ピコ・大東洋ミランドラ
ひかりだね、と言った
高橋悠治のサティピアノ曲集「諧謔の時代より」のCD * を聴いて、
詩を書きはじめている。
詩をふたつ、
曲名からタイトルを引用して書いて浜風文庫に公開してみた。
「内なる声」
「犬儒派の牧歌」
高橋悠治のサティのピアノ曲集はソクラテスと共に若い時から聴いてきた。
“ピアノ曲集 01″ は1976年に、”ピアノ曲集 02” は1979年に日本コロムビアの第一スタジオで録音されている。
若い時から高橋悠治の弾くサティにもケージにも惹かれてきた。
理由がわからないが惹かれるということは恋愛みたいなものかもしれない。
恋愛はいつか壊れることもあるだろうけれど高橋悠治の弾くサティもケージも壊れることはなかった。

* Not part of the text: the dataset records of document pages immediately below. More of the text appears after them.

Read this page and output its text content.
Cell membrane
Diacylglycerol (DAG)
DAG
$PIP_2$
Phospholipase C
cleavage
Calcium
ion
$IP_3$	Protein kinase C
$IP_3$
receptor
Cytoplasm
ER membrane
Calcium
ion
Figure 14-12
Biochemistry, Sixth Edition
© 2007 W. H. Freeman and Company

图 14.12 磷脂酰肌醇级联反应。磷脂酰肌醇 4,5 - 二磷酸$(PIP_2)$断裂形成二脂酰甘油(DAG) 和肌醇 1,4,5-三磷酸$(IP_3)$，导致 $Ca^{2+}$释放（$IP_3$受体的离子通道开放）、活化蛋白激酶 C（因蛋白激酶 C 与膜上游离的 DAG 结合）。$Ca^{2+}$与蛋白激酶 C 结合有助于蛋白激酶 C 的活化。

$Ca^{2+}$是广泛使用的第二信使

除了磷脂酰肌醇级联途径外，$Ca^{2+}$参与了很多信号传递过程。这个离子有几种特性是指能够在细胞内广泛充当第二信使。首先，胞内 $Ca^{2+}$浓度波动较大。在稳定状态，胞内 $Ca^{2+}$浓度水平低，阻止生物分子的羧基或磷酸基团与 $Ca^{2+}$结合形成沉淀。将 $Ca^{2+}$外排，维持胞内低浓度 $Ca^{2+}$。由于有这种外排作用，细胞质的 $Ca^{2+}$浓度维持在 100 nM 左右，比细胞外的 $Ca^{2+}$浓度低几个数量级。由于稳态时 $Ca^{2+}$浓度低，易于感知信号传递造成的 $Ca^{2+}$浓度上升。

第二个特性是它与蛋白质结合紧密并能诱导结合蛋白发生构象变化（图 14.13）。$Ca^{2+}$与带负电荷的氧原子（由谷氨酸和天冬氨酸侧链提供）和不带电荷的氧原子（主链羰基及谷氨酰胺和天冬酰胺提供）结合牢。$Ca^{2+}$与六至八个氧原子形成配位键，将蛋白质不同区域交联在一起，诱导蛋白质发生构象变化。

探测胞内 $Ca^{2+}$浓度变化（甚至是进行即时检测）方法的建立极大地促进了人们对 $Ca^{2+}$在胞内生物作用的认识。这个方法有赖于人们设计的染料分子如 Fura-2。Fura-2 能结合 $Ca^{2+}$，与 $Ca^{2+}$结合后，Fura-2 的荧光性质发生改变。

だから、サティもケージも恋愛とは比べられないだろう。
朝になった。
今朝も朝になった。
言語矛盾だが、
今朝も朝になった、そう思える。
窓を開けて西の山を見ている。
灰色の空の下に青緑の西の山が大きく見える。
今朝も西の山はいる。
佇んで、
いる。
詩の言葉もそのようにして佇むだろう。
人と人のコミュニケーションの道具のように言葉は使われることがあり「コミュニケーション力」という言葉を聞くことがあるが、
詩の言葉はその対極にあるものかもしれない。
詩の言葉は言葉の伝達が終わった後の”絶句”からはじまるようにわたしには思えます。
言葉が絶句して佇むところに詩は生まれるように思えます。
いつだったか、
新丸子の夜の東急ストアの明るい光の中でわたし電話を受けました。
画家の桑原正彦からの電話でした。
近況を話しているうちに桑原正彦は自身の絵について「ひかりだね」と言ったのでした。
わたしも「ああ、そうね」と言ったのだと思います。
そのことがいまでも何度も思い出されます。
その言葉に桑原正彦という存在が佇んでいました。
その言葉に桑原正彦が佇んでいるといまのわたしにははっきりと思えます。
そして桑原正彦は遠く逝ってしまいました。
わたしは桑原正彦の絵をいくつか持っています。
いまはリビングに3つ、この部屋に一つ、桑原正彦の絵を掛けています。
押入れにもいくつかの桑原正彦の絵がしまってあります。
いま桑原正彦の絵がわたしとともにあることがわたしには希望となっています。
この世界には呆れてものも言えないことがあることをわたしたちは知っています。
呆れてものも言えないのですが胸のなかに沈んでいる思いもありますし言わないわけにはいかないことも確かにあるのだとわたしには思えてきました。